Madrid moot told of ‘tree tsunami success story’

The project increased forest cover in K-P by over 6%: Aslam


Rina Saeed Khan December 05, 2019
Adviser to PM on Climate Change Malik Amin Aslam addresses an event at COP25 in Madrid, Spain on Thursday. PHOTO: EXPRESS

MADRID: Adviser to PM on Climate Change Malik Amin Aslam said on Thursday that Pakistan’s billion trees project in Khyber-Pakhtunkhwa (K-P) had increased forest cover in the province from 20.3% to 26.6%.

Presenting Pakistan’s ‘Billion Tree Tsunami’ and the new 10 Billion Tree project at a high-level meeting on forests at COP25 in Madrid, Spain, the adviser said the initiative was one of the first to be recognised by the international Bonn Challenge.Forest-cover

Along with ministers from six other countries, i.e., Armenia, Ethiopia, Ecuador, Germany, Malaysia and Chile, he spoke about enhancing the role of forests in nature-based solutions, which can provide 30 per cent of the solutions to climate change.

Pakistan was invited onto the panel as a champion of nature-based solutions and asked to share its actions in using forests, which act like carbon sinks, in tackling climate change. The panel wanted to see forests gain relevance as countries update their Nationally Determined Contributions (NDC) for 2020 under the Paris Agreement.

Aslam pointed out Pakistan’s vulnerability to climate change, noting that temperature in its mountainous regions could rise 1°C more than the global average.

He said 75% of Pakistan’s land was prone to desertification with less than 5% forest cover. However, 45% of its rangelands are available for forestry. “On one side we have deserts and on the other side land we could turn into forests. We took the right decision to turn this land into forests,” he told the meeting.

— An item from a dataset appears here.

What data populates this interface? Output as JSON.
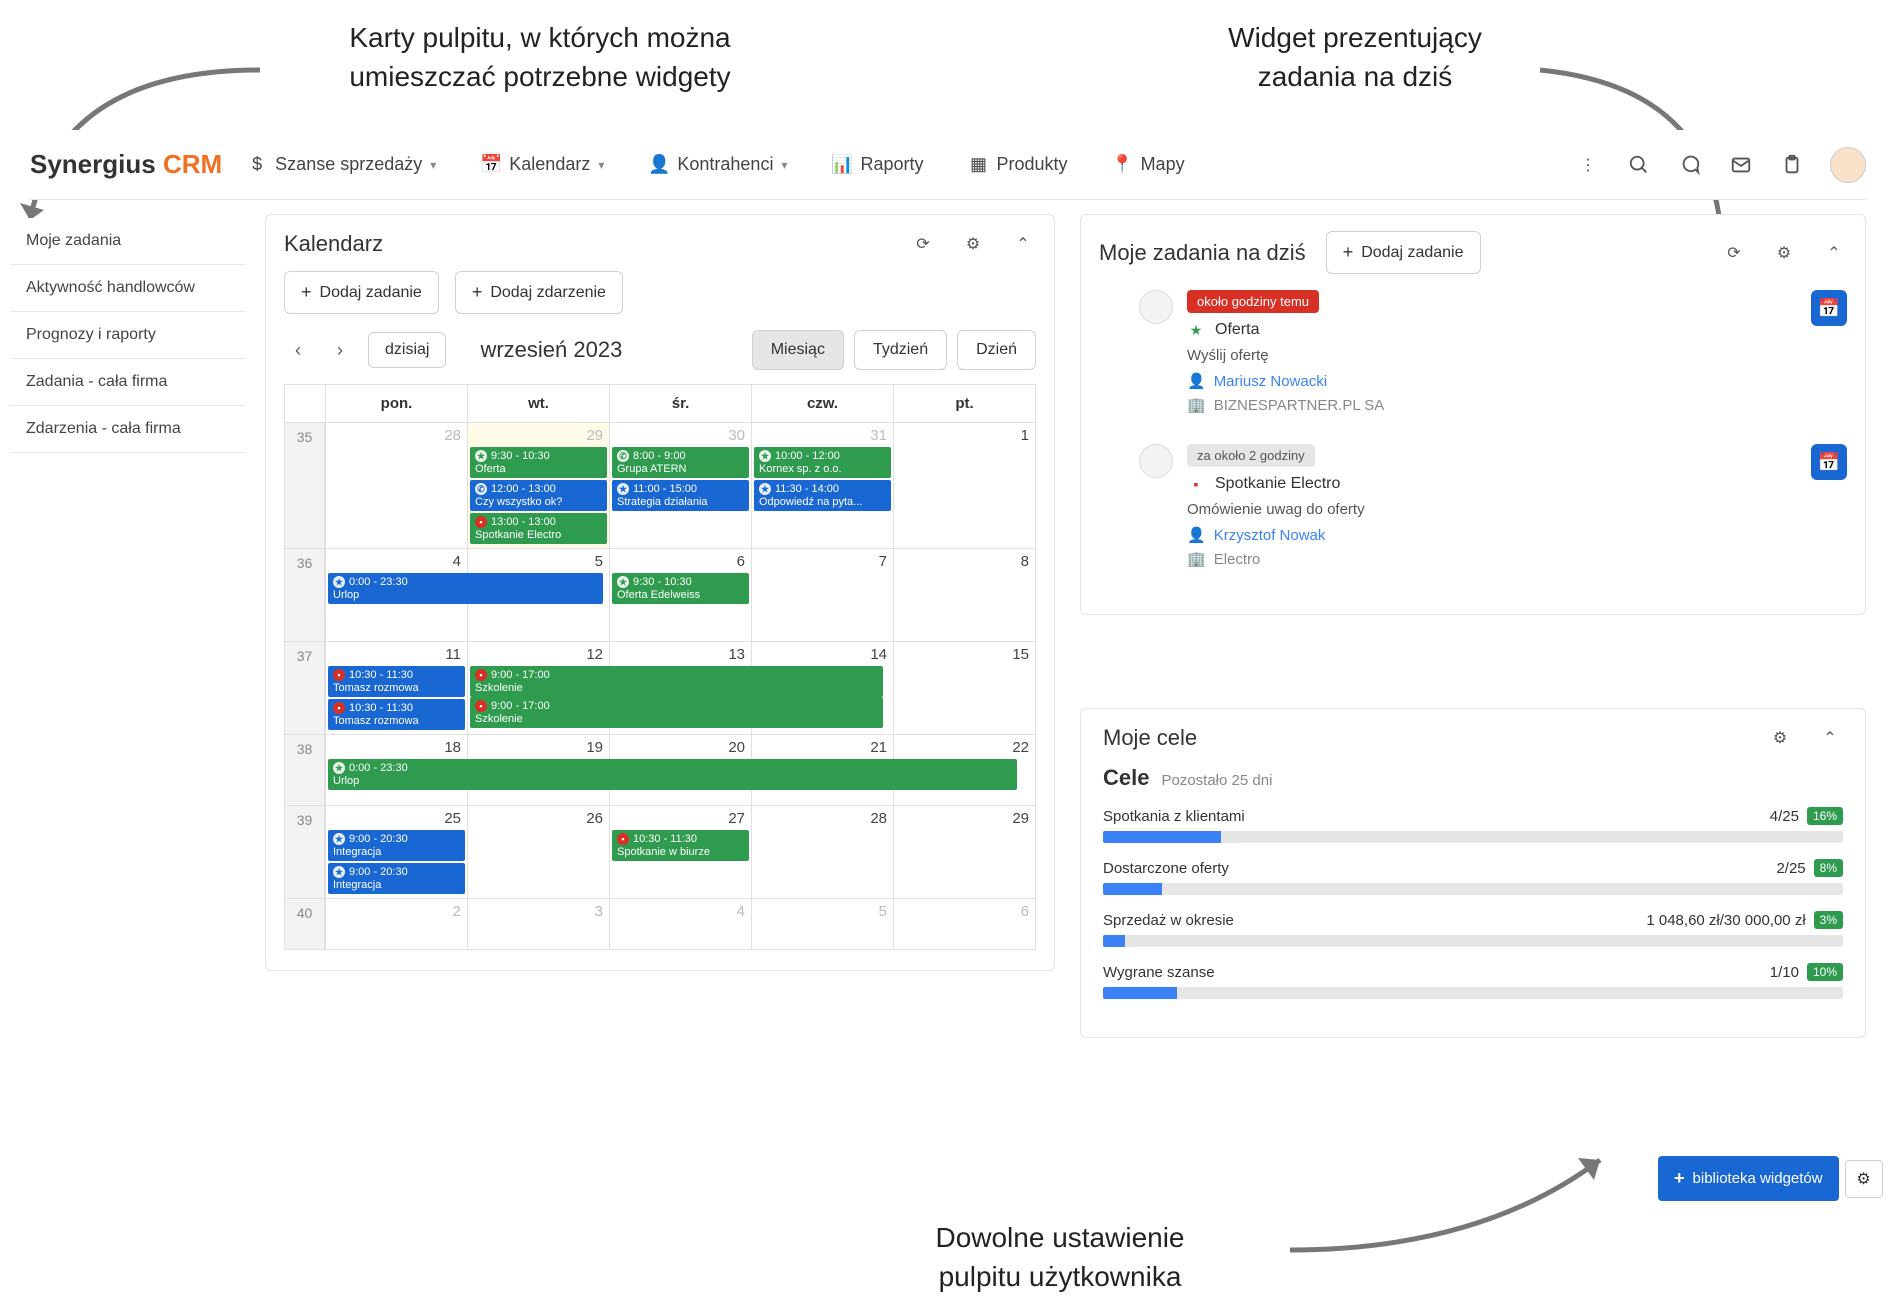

“We learnt four lessons: one in planning, that we allow 60% of the forests to grow back; second, to ensure transparency with a 3-step evaluation and bringing in third-party monitoring, third to push back the timber mafia and fourth to make it people-centric and ensure communities are part of the process,” he said, adding that youth and women were particularly encouraged to participate.

“Nature is the best partner if you can get it to heal itself”.

He said the project found credible partners to support it such as the IUCN, WWF-Pakistan and FAO. Now, the adviser added, the PTI government was committed to doing it “10 times over”.

“We have the money and plans in place,” Aslam said, noting that the 10 Billion Tree project would become part of the NDC that is to be re-submitted next year.

Pablo Vieira, the Global Director of the NDC partnership said Pakistan’s Billion Tree Tsunami project was widely recognised and now the country was setting the bar high with the new 10 Billion Tree project.

“It shows incredible commitment and signals we can act and do something. Trees are not a luxury – we all depend on the forest services,” said another expert on the panel.

The PM’s adviser later met Patricia Espinosa, the Mexican diplomat currently serving as the executive secretary of the United Nations Framework Convention on Climate Change.

Patricia

She told the Advisor to the PM, “In this time of climate emergency I can only be grateful for the incredible efforts that the Government of Pakistan has been undertaking, bringing in a very important and decisive policy towards a greener economy”.